Ghana Gov’t Won’t Build University For Votes – Sector Minister

Professor Kwesi Yankah
Professor Kwesi Yankah

Professor Kwesi Yankah, a Minister of State in charge of Tertiary Education has stated that President Nana Addo Dankwa Akufo- Addo led government is not interested in building universities simply for votes or as a mode of thanking supportive constituencies.

“Let me emphasise that this government led by Nana Addo Dankwa Akufo Addo is not interested in building Universities simply for votes or for that matter thanking supportive constituencies with Universities, and conversely denying constituencies of facilities and institutions, as sanctions for votes that have been thrown away to other parties”, he said.

Prof. Yankah who stated this in Wa during the 18th Congregation of the Wa campus of the University for Development Studies (UDS) noted that government would continue to encourage the setting up of Universities whose courses and programmes responded to the nation’s strategic needs and developmental priorities.

He said this explained the government’s enthusiasm in fulfilling the tenets of the 2015 Act that set up the University of Environmental and Sustainable Development at Somanya, with other campuses.

“As I speak now the Italian firm which was awarded the contract to start work at the University site in Somanya, is preparing to move to site before this November ends”, adding that architectural designs originally presented have undergone changes, and that all was set for the project to kick start.

Additionally, he announced that government would build a University at Bunso that will specialise in Agriculture and Agro-entrepreneurship on one hand, as well as have a school of Engineering and Technology.

The Minister of State in charge of Tertiary Education explained that in selecting Bunso, government took into consideration a pre-existing hub of agricultural related institutions that could network and transform the location into a formidable research triangle and a centre of excellence.

The institutions, he said included University College of Agriculture and Environmental Studies at Bunso, the Cocoa College (belonging to the Cocoa Board), the Cocoa Research Institute at Tafo, and a research facility belonging to the Council for Scientific and Industrial Research.
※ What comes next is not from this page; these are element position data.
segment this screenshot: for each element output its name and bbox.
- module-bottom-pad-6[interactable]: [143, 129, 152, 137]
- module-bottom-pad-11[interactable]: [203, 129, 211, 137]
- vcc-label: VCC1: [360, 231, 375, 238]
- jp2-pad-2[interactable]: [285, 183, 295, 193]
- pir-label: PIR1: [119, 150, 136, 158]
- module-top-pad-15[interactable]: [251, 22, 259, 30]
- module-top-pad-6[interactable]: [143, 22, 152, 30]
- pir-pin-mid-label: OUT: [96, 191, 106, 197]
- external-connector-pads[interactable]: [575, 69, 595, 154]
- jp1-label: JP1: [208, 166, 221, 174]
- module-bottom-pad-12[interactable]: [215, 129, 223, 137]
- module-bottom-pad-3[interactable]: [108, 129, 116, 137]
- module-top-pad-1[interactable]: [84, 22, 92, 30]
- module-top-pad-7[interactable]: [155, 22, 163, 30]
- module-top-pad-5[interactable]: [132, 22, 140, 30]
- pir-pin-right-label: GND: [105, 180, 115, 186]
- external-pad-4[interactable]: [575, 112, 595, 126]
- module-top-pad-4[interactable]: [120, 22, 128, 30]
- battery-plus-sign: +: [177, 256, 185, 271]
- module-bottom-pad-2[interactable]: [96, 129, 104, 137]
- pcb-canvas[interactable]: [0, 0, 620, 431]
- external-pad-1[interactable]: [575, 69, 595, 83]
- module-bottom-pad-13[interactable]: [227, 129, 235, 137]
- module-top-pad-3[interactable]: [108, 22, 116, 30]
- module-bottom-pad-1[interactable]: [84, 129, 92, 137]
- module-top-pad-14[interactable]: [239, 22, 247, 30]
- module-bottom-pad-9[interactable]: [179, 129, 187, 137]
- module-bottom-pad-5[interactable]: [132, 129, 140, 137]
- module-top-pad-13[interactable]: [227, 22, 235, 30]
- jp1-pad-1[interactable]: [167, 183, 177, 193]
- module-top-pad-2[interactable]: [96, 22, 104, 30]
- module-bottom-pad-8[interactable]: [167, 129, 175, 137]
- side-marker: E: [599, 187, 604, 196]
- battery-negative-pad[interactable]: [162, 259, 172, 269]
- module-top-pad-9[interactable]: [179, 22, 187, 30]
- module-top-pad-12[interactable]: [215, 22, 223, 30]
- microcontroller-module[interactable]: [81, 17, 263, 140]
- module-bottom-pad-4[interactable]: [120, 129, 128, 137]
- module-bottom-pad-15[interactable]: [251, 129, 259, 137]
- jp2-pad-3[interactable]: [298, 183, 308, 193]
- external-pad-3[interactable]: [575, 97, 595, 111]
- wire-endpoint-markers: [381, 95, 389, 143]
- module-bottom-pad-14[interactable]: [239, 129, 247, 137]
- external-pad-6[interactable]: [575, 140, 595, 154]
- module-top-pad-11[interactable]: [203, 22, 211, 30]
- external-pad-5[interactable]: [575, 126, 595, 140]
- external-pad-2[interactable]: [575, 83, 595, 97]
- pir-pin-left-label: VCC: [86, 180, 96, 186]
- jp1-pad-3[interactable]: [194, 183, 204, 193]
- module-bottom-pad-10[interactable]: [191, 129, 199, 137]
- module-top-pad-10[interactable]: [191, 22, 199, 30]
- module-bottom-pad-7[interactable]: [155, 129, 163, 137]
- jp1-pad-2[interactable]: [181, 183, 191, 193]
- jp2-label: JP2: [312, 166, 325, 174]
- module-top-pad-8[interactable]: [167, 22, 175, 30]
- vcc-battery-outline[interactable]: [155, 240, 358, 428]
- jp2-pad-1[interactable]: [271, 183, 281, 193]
Prof. Yankah hinted that feasibility Studies on that project were currently being undertaken by a team of consultants from Korea working hand-in-hand with their Ghanaian counterparts.

“These Developments are bound to boost Ghana’s prospects in agricultural engineering and technology in furtherance of their national priorities”, he said.

“Similarly, we expect other Universities to diversify their programmes and introduce cutting edge programmes in science and technology that will attract the expected avalanche of graduates from Senior High School (SHS) and accelerate the process of industrialisation”, he added.

Prof. Yankah noted that part of the success of UDS was to balance the one-way migration from Northern to Southern Ghana, saying that had been possible through the utilisation of the education corridor to attract a good percentage of students from various parts of the country to UDS.

“But let’s work together and spread this pattern to other sectors of the economy, and enable migration to Northern Ghana also for trade, for jobs and for recreation”, he appealed.

He pleaded with the University to also use the vehicle of education in Northern Ghana to promote peace and step down functional fighting in the region.

A total of 2,338 students graduated from the Wa campus of UDS while a total of 3,024 would be graduating in Tamale on November 18, 2017.